US, South Korea start drills, risking diplomacy

US, South Korea start drills, risking diplomacy
This file image shows US and South Korean marines taking position on a beach as amphibious assault vehicles fire smoke shells during a joint landing operation by US and South Korean Marines in the southeastern port of Pohang on April 2, 2017.

The American and South Korean militaries have launched annual joint war games after an initial postponement that was meant to avoid upsetting North Korea.

The annual Foal Eagle drills began early on Sunday, South Korea’s Defense Ministry spokesman announced.

The drills were postponed back in January to accommodate North Korea’s then-upcoming participation in Winter Olympics in South Korea. North Korean athletes participated in the Games in a rare show of unity staged by the two Koreas, and diplomats from the two sides met to defuse tensions.

The US and South Korea have also halved the length of the Foal Eagle drills — which had historically run for two months — in what seemed to be a minor attempt at de-escalation with Pyongyang.

But the drills still risk endangering the nascent diplomatic efforts by the two Koreas to end long-running hostilities.

Silence in Pyongyang?

The joint military maneuvers involve a series of field training exercises, with some 11,500 American soldiers and 290,000 South Korean troops taking part.

Pyongyang has long regarded the joint exercises as rehearsals for an invasion.

Despite the postponement this year, North Korea did warn that the resumption of the drills could endanger rapprochement.

However, there has been no immediate reaction by North Korea to the start of the drills or to the announcement earlier on Sunday by the Pentagon that the drills would proceed as usual.

Beginning in mid-April, the US and South Korea will also be holding the computer-simulated Key Resolve drill, which will last for two weeks.
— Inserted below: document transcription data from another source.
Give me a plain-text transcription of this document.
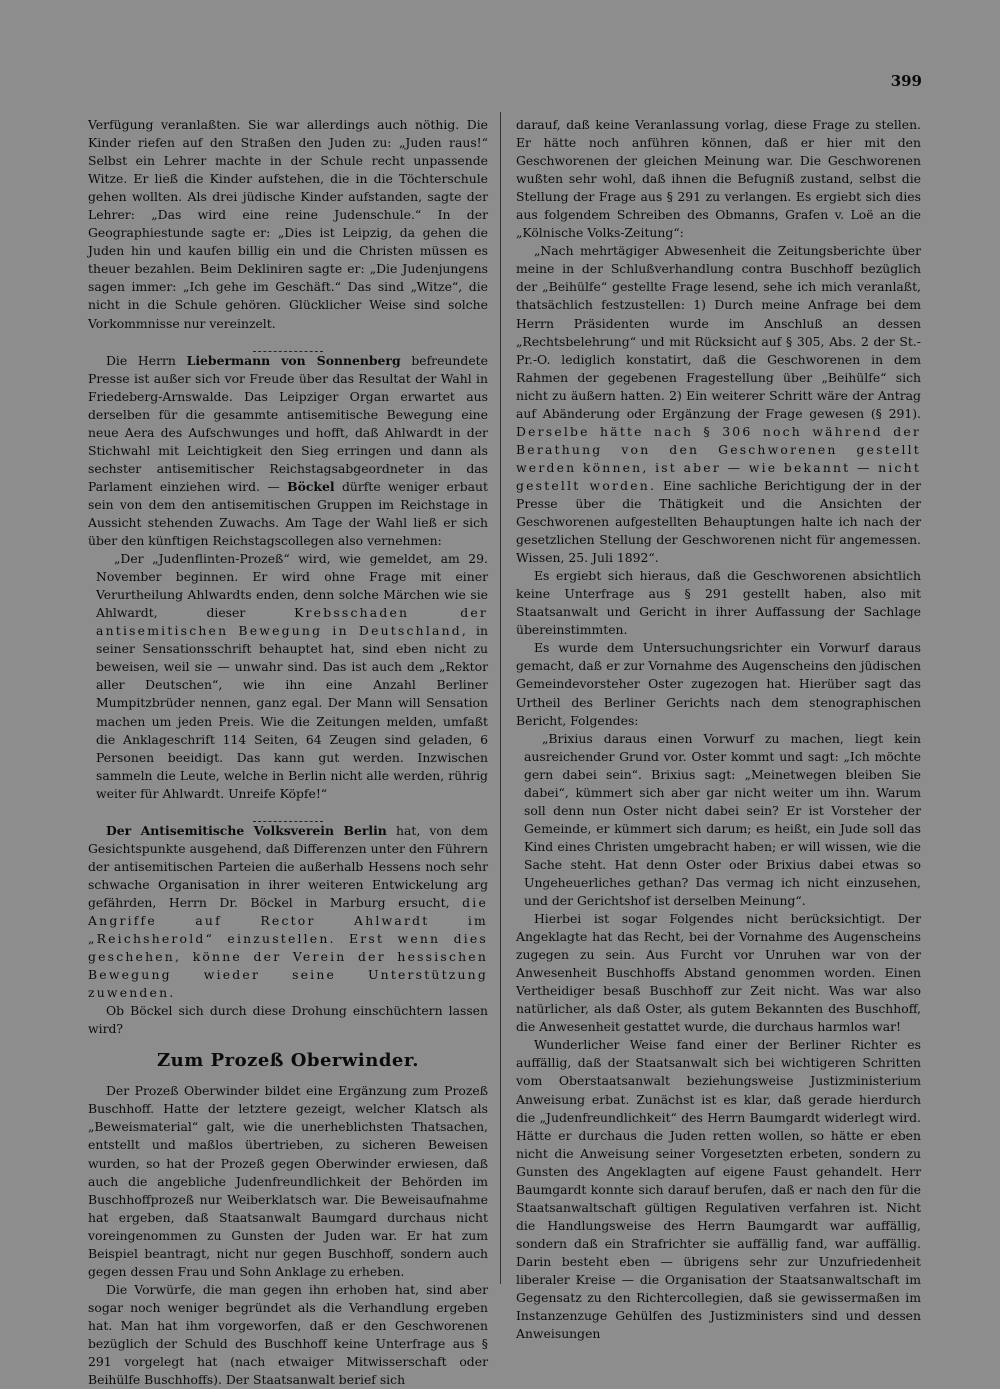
399

Verfügung veranlaßten. Sie war allerdings auch nöthig. Die Kinder riefen auf den Straßen den Juden zu: „Juden raus!“ Selbst ein Lehrer machte in der Schule recht unpassende Witze. Er ließ die Kinder aufstehen, die in die Töchterschule gehen wollten. Als drei jüdische Kinder aufstanden, sagte der Lehrer: „Das wird eine reine Judenschule.“ In der Geographiestunde sagte er: „Dies ist Leipzig, da gehen die Juden hin und kaufen billig ein und die Christen müssen es theuer bezahlen. Beim Dekliniren sagte er: „Die Judenjungens sagen immer: „Ich gehe im Geschäft.“ Das sind „Witze“, die nicht in die Schule gehören. Glücklicher Weise sind solche Vorkommnisse nur vereinzelt.

Die Herrn Liebermann von Sonnenberg befreundete Presse ist außer sich vor Freude über das Resultat der Wahl in Friedeberg-Arnswalde. Das Leipziger Organ erwartet aus derselben für die gesammte antisemitische Bewegung eine neue Aera des Aufschwunges und hofft, daß Ahlwardt in der Stichwahl mit Leichtigkeit den Sieg erringen und dann als sechster antisemitischer Reichstagsabgeordneter in das Parlament einziehen wird. — Böckel dürfte weniger erbaut sein von dem den antisemitischen Gruppen im Reichstage in Aussicht stehenden Zuwachs. Am Tage der Wahl ließ er sich über den künftigen Reichstagscollegen also vernehmen:

„Der „Judenflinten-Prozeß“ wird, wie gemeldet, am 29. November beginnen. Er wird ohne Frage mit einer Verurtheilung Ahlwardts enden, denn solche Märchen wie sie Ahlwardt, dieser	Krebsschaden der antisemitischen Bewegung in Deutschland, in seiner Sensationsschrift behauptet hat, sind eben nicht zu beweisen, weil sie — unwahr sind. Das ist auch dem „Rektor aller Deutschen“, wie ihn eine Anzahl Berliner Mumpitzbrüder nennen, ganz egal. Der Mann will Sensation machen um jeden Preis. Wie die Zeitungen melden, umfaßt die Anklageschrift 114 Seiten, 64 Zeugen sind geladen, 6 Personen beeidigt. Das kann gut werden. Inzwischen sammeln die Leute, welche in Berlin nicht alle werden, rührig weiter für Ahlwardt. Unreife Köpfe!“

Der Antisemitische Volksverein Berlin hat, von dem Gesichtspunkte ausgehend, daß Differenzen unter den Führern der antisemitischen Parteien die außerhalb Hessens noch sehr schwache Organisation in ihrer weiteren Entwickelung arg gefährden, Herrn Dr. Böckel in Marburg ersucht, die Angriffe auf Rector Ahlwardt im „Reichsherold“ einzustellen. Erst wenn dies geschehen, könne der Verein der hessischen Bewegung wieder seine Unterstützung zuwenden.

Ob Böckel sich durch diese Drohung einschüchtern lassen wird?

Zum Prozeß Oberwinder.

Der Prozeß Oberwinder bildet eine Ergänzung zum Prozeß Buschhoff. Hatte der letztere gezeigt, welcher Klatsch als „Beweismaterial“ galt, wie die unerheblichsten Thatsachen, entstellt und maßlos übertrieben, zu sicheren Beweisen wurden, so hat der Prozeß gegen Oberwinder erwiesen, daß auch die angebliche Judenfreundlichkeit der Behörden im Buschhoffprozeß nur Weiberklatsch war. Die Beweisaufnahme hat ergeben, daß Staatsanwalt Baumgard durchaus nicht voreingenommen zu Gunsten der Juden war. Er hat zum Beispiel beantragt, nicht nur gegen Buschhoff, sondern auch gegen dessen Frau und Sohn Anklage zu erheben.

Die Vorwürfe, die man gegen ihn erhoben hat, sind aber sogar noch weniger begründet als die Verhandlung ergeben hat. Man hat ihm vorgeworfen, daß er den Geschworenen bezüglich der Schuld des Buschhoff keine Unterfrage aus § 291 vorgelegt hat (nach etwaiger Mitwisserschaft oder Beihülfe Buschhoffs). Der Staatsanwalt berief sich

darauf, daß keine Veranlassung vorlag, diese Frage zu stellen. Er hätte noch anführen können, daß er hier mit den Geschworenen der gleichen Meinung war. Die Geschworenen wußten sehr wohl, daß ihnen die Befugniß zustand, selbst die Stellung der Frage aus § 291 zu verlangen. Es ergiebt sich dies aus folgendem Schreiben des Obmanns, Grafen v. Loë an die „Kölnische Volks-Zeitung“:

„Nach mehrtägiger Abwesenheit die Zeitungsberichte über meine in der Schlußverhandlung contra Buschhoff bezüglich der „Beihülfe“ gestellte Frage lesend, sehe ich mich veranlaßt, thatsächlich festzustellen: 1) Durch meine Anfrage bei dem Herrn Präsidenten wurde im Anschluß an dessen „Rechtsbelehrung“ und mit Rücksicht auf § 305, Abs. 2 der St.-Pr.-O. lediglich konstatirt, daß die Geschworenen in dem Rahmen der gegebenen Fragestellung über „Beihülfe“ sich nicht zu äußern hatten. 2) Ein weiterer Schritt wäre der Antrag auf Abänderung oder Ergänzung der Frage gewesen (§ 291). Derselbe hätte nach § 306 noch während der Berathung von den Geschworenen gestellt werden können, ist aber — wie bekannt — nicht gestellt worden. Eine sachliche Berichtigung der in der Presse über die Thätigkeit und die Ansichten der Geschworenen aufgestellten Behauptungen halte ich nach der gesetzlichen Stellung der Geschworenen nicht für angemessen. Wissen, 25. Juli 1892“.

Es ergiebt sich hieraus, daß die Geschworenen absichtlich keine Unterfrage aus § 291 gestellt haben, also mit Staatsanwalt und Gericht in ihrer Auffassung der Sachlage übereinstimmten.

Es wurde dem Untersuchungsrichter ein Vorwurf daraus gemacht, daß er zur Vornahme des Augenscheins den jüdischen Gemeindevorsteher Oster zugezogen hat. Hierüber sagt das Urtheil des Berliner Gerichts nach dem stenographischen Bericht, Folgendes:

„Brixius daraus einen Vorwurf zu machen, liegt kein ausreichender Grund vor. Oster kommt und sagt: „Ich möchte gern dabei sein“. Brixius sagt: „Meinetwegen bleiben Sie dabei“, kümmert sich aber gar nicht weiter um ihn. Warum soll denn nun Oster nicht dabei sein? Er ist Vorsteher der Gemeinde, er kümmert sich darum; es heißt, ein Jude soll das Kind eines Christen umgebracht haben; er will wissen, wie die Sache steht. Hat denn Oster oder Brixius dabei etwas so Ungeheuerliches gethan? Das vermag ich nicht einzusehen, und der Gerichtshof ist derselben Meinung“.

Hierbei ist sogar Folgendes nicht berücksichtigt. Der Angeklagte hat das Recht, bei der Vornahme des Augenscheins zugegen zu sein. Aus Furcht vor Unruhen war von der Anwesenheit Buschhoffs Abstand genommen worden. Einen Vertheidiger besaß Buschhoff zur Zeit nicht. Was war also natürlicher, als daß Oster, als gutem Bekannten des Buschhoff, die Anwesenheit gestattet wurde, die durchaus harmlos war!

Wunderlicher Weise fand einer der Berliner Richter es auffällig, daß der Staatsanwalt sich bei wichtigeren Schritten vom Oberstaatsanwalt beziehungsweise Justizministerium Anweisung erbat. Zunächst ist es klar, daß gerade hierdurch die „Judenfreundlichkeit“ des Herrn Baumgardt widerlegt wird. Hätte er durchaus die Juden retten wollen, so hätte er eben nicht die Anweisung seiner Vorgesetzten erbeten, sondern zu Gunsten des Angeklagten auf eigene Faust gehandelt. Herr Baumgardt konnte sich darauf berufen, daß er nach den für die Staatsanwaltschaft gültigen Regulativen verfahren ist. Nicht die Handlungsweise des Herrn Baumgardt war auffällig, sondern daß ein Strafrichter sie auffällig fand, war auffällig. Darin besteht eben — übrigens sehr zur Unzufriedenheit liberaler Kreise — die Organisation der Staatsanwaltschaft im Gegensatz zu den Richtercollegien, daß sie gewissermaßen im Instanzenzuge Gehülfen des Justizministers sind und dessen Anweisungen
Tensions on the Korean Peninsula had been running high last year. Pyongyang advanced its weapon programs as the US took an increasingly war-like posture toward North Korea. But North Korean leader Kim Jong-un expressed sudden interest in the resolution of disagreements with the South on New Year’s Day, and a series of overtures began.

A meeting has now been planned between Kim and South Korea’s President Moon Jae-in.

US President Donald Trump has also said he plans to meet Kim sometime in May. There has been no official confirmation from Pyongyang of that meeting, however.

Kim, who last week met with Chinese President Xi Jinping, expressed Pyongyang’s willingness to denuclearize if US and South Korea took “synchronous measures for the realization of peace,” a tacit condition that Seoul and Washington dispense with the drills.